Hyperion

Brahms: The Final Piano Pieces

Brahms: The Final Piano Pieces

Stephen Hough (piano)

CDA68116

A collection of exquisite Brahmsian miniatures: brief meditations on last things before—in Stephen Hough’s own words—‘the light fades and the final cigar is extinguished’.




Behind The Cover

The setting is domestic, with neither audience nor the capacity for one. Music, neatly open, lies on the piano rack. A solitary figure looks out of the window: pensive (we know she's pensive even though we can’t see her face), lost in thought, quietly watching the passers-by in the street below who remain out of sight to the rest of us.

The reality is perhaps rather more prosaic: the woman in the picture is Ida, the painter's wife, and the setting is their house in Copenhagen at Strandgade 30, their address from 1898-1909. A single, isolated figure, often female and often seen from behind, is a recurring theme in the work of Vilhelm Hammershøi (1864-1916) as is the sparsely furnished interior lit by a milky, diffuse daylight. And yet many of his paintings seem to imply some kind of hidden theatrical narrative, the sparse, highly charged elements promising the viewer—although never quite delivering—an immanent, intangible revelation.
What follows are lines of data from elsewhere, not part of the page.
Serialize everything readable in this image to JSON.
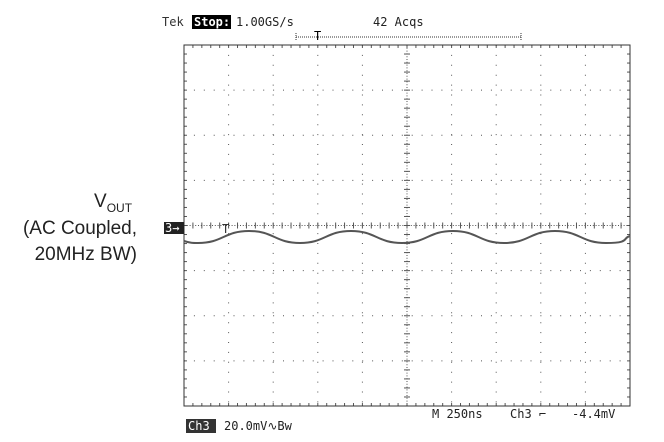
{
  "header": {
    "brand": "Tek",
    "state": "Stop:",
    "sample_rate": "1.00GS/s",
    "acquisitions": "42 Acqs"
  },
  "label": {
    "main": "V",
    "subscript": "OUT",
    "line2": "(AC Coupled,",
    "line3": "20MHz BW)"
  },
  "channel_marker": "3→",
  "footer": {
    "channel": "Ch3",
    "scale": "20.0mV∿Bw",
    "timebase": "M 250ns",
    "trigger_source": "Ch3 ⌐",
    "trigger_level": "-4.4mV"
  }
}
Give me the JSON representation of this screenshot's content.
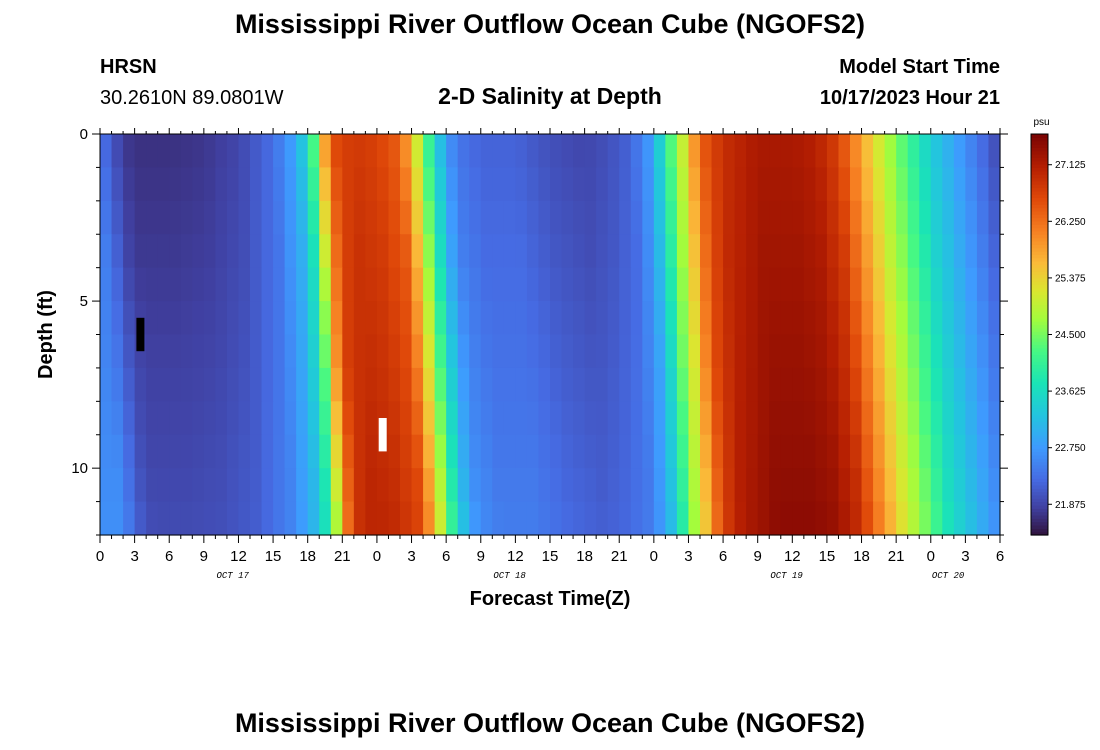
{
  "header": {
    "title": "Mississippi River Outflow Ocean Cube (NGOFS2)",
    "station": "HRSN",
    "coords": "30.2610N  89.0801W",
    "subtitle": "2-D Salinity at Depth",
    "model_start_label": "Model Start Time",
    "model_start_value": "10/17/2023 Hour 21"
  },
  "footer": {
    "title": "Mississippi River Outflow Ocean Cube (NGOFS2)"
  },
  "chart_data": {
    "type": "heatmap",
    "title": "2-D Salinity at Depth",
    "xlabel": "Forecast Time(Z)",
    "ylabel": "Depth (ft)",
    "x_start_hour": 0,
    "x_end_hour": 78,
    "x_tick_labels": [
      "0",
      "3",
      "6",
      "9",
      "12",
      "15",
      "18",
      "21",
      "0",
      "3",
      "6",
      "9",
      "12",
      "15",
      "18",
      "21",
      "0",
      "3",
      "6",
      "9",
      "12",
      "15",
      "18",
      "21",
      "0",
      "3",
      "6"
    ],
    "date_labels": [
      {
        "label": "OCT 17",
        "hour": 11.5
      },
      {
        "label": "OCT 18",
        "hour": 35.5
      },
      {
        "label": "OCT 19",
        "hour": 59.5
      },
      {
        "label": "OCT 20",
        "hour": 73.5
      }
    ],
    "ylim": [
      0,
      12
    ],
    "y_major_ticks": [
      0,
      5,
      10
    ],
    "y_minor_step": 1,
    "depth_levels": 12,
    "colorbar": {
      "unit": "psu",
      "vmin": 21.4,
      "vmax": 27.6,
      "tick_values": [
        21.875,
        22.75,
        23.625,
        24.5,
        25.375,
        26.25,
        27.125
      ],
      "tick_labels": [
        "21.875",
        "22.750",
        "23.625",
        "24.500",
        "25.375",
        "26.250",
        "27.125"
      ]
    },
    "surface_salinity_profile": [
      [
        0,
        22.4
      ],
      [
        1,
        22.1
      ],
      [
        2,
        21.8
      ],
      [
        3,
        21.7
      ],
      [
        6,
        21.7
      ],
      [
        9,
        21.75
      ],
      [
        12,
        21.9
      ],
      [
        15,
        22.3
      ],
      [
        17,
        22.9
      ],
      [
        18,
        23.6
      ],
      [
        18.8,
        24.6
      ],
      [
        19.5,
        25.8
      ],
      [
        20.5,
        26.6
      ],
      [
        22,
        26.8
      ],
      [
        24,
        26.7
      ],
      [
        26,
        26.4
      ],
      [
        27,
        25.6
      ],
      [
        28,
        24.6
      ],
      [
        29,
        23.6
      ],
      [
        30,
        22.8
      ],
      [
        31,
        22.4
      ],
      [
        33,
        22.2
      ],
      [
        36,
        22.2
      ],
      [
        39,
        22.0
      ],
      [
        42,
        21.9
      ],
      [
        44,
        22.0
      ],
      [
        46,
        22.2
      ],
      [
        47.5,
        22.7
      ],
      [
        48.5,
        23.4
      ],
      [
        49.5,
        24.3
      ],
      [
        50.5,
        25.0
      ],
      [
        51.5,
        25.9
      ],
      [
        52.5,
        26.5
      ],
      [
        54,
        26.9
      ],
      [
        57,
        27.2
      ],
      [
        60,
        27.2
      ],
      [
        62,
        27.1
      ],
      [
        64,
        26.7
      ],
      [
        66,
        25.8
      ],
      [
        68,
        24.9
      ],
      [
        70,
        24.2
      ],
      [
        72,
        23.4
      ],
      [
        74,
        22.9
      ],
      [
        76,
        22.4
      ],
      [
        78,
        21.9
      ]
    ],
    "depth_shift_hours": 1.7,
    "depth_warming_psu": 0.12,
    "markers": [
      {
        "hour": 3.5,
        "depth_top": 5.5,
        "depth_bottom": 6.5,
        "color": "#000000"
      },
      {
        "hour": 24.5,
        "depth_top": 8.5,
        "depth_bottom": 9.5,
        "color": "#ffffff"
      }
    ]
  }
}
There are parallels here with Brahms's late piano pieces, the same qualities of sadness and simplicity to be found abundantly in both. As Stephen Hough writes, this is 'salon music taken to the nth degree. Yet 'salon' suggests a (small) audience. I don’t see anyone in the room with Brahms … these short masterpieces are some release, some exploration, some passing of time as the light fades'. Could there be a more emotionally apt setting than that realized by Hammershøi?